I’ve never met a girl who hero-worships Martin Amis as I do — except maybe his wife

M. ‘I’ve spotted him!’

Me. ‘Where?’

M. ‘Down there. Having a coffee. On his own.’

Me. ‘Hey. Do you think he’d like it if we joined him?’

M. ‘I doubt it. He’s reading a book.’

D. ‘God, is he reading his own book? Unbelievable. He’s reading Yellow Dog.’

M. ‘No it’s not. I think it’s Hitch 22.’

Me. ‘Yeah well, whatever it is, look, he’s almost at the end. You know how it is when you’re nearly at the end of the book. You want to prolong the moment. So we’d be doing him a favour.’

M. ‘You can if you want to. I’m staying here.’

Me. ‘Coward. What about you, D?’

D. ‘Well we’ve come all this way. Seems a shame not to try…’

Back home in England, you’d never get away with it because: a) it would be considered a touch infra dig, and b) he’d never present such an obvious sitting target for such a prolonged period of time. But here in Dubai, the rules are different. That’s what we’re calculating. Indeed, I think it’s secretly one of the main reasons my friends D, M and I decided to come to this Emirates Festival of Literature. To hang with The Mart. The great Martin Amis.

Yeah, yeah, I know it sounds pathetic. At least it will if you’re a girl. I haven’t met a girl on the entire planet — apart from his wife Isabel, of whom more later — who gets excited by The Mart to nearly the same degree as boys do. But that’s because The Mart doesn’t really do girls’ books. He writes books about foul characters called Keith, and darts, sports cars called Fiascos, and the fantastic breasts of aristocratic blonde 20-year-olds in Italian castles, with glorious show-off, willy-waggling sentences and fantastic adjectives like ‘rangy’. I don’t know why, exactly, but when you’re a boy — at least a boy of a certain generation — this sort of thing really hits the spot. You feel you’re in the presence of greatness and you want a bit of it to rub off on you, ideally by getting some sort of quality time with the man.

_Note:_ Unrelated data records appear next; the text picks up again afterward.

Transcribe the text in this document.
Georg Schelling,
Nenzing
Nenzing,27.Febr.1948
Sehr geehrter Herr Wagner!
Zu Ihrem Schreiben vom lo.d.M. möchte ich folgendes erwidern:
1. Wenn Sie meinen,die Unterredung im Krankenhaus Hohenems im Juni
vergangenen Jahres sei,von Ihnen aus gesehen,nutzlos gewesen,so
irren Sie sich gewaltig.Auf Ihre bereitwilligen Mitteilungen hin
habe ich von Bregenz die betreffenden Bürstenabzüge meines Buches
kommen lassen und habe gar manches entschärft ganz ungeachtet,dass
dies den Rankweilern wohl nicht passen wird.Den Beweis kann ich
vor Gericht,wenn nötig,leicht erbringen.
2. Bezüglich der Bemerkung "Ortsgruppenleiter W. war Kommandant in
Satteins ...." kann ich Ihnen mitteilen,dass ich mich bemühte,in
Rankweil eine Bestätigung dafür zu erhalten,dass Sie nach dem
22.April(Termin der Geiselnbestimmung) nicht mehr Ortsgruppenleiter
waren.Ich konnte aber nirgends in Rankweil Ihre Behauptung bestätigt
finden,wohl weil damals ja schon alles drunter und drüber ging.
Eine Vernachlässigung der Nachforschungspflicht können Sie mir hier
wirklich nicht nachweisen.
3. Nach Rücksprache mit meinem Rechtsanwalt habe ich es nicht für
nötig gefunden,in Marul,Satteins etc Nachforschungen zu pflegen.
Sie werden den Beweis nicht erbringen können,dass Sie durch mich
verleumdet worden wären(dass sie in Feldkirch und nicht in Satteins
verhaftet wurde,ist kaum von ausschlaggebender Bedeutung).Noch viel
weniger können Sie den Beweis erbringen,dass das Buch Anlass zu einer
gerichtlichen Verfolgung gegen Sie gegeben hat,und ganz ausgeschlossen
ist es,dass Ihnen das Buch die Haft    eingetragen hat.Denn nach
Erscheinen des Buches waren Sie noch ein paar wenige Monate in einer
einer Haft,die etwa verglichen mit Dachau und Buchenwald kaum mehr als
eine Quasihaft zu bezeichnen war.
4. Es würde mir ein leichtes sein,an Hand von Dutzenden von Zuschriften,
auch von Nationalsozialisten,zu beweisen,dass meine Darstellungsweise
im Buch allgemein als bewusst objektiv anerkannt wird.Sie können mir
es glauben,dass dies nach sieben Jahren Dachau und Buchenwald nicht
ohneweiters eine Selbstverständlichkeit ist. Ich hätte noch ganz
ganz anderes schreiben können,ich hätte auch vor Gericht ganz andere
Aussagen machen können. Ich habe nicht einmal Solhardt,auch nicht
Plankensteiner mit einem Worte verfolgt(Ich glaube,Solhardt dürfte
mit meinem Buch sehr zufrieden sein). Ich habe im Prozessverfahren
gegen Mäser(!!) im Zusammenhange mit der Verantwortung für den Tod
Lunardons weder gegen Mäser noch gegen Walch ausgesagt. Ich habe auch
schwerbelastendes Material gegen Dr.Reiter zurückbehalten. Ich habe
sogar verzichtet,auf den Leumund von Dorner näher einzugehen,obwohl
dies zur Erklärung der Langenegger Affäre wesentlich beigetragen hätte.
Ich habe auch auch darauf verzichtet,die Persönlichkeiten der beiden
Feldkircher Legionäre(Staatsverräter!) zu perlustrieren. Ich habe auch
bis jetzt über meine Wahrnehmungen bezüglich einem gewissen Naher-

But how? Interviews don’t count — they’re too one-way, too much of a performance. Bumpings-into-at-parties don’t count either — they’re too fleeting and unsatisfactory, as I’ve discovered many times before. The first must have been in my late twenties, when I said: ‘People say I look a bit like you. Do you think I look like you?’ and I can’t remember what his reply was but it must have been pretty boring, otherwise I suppose I would remember it.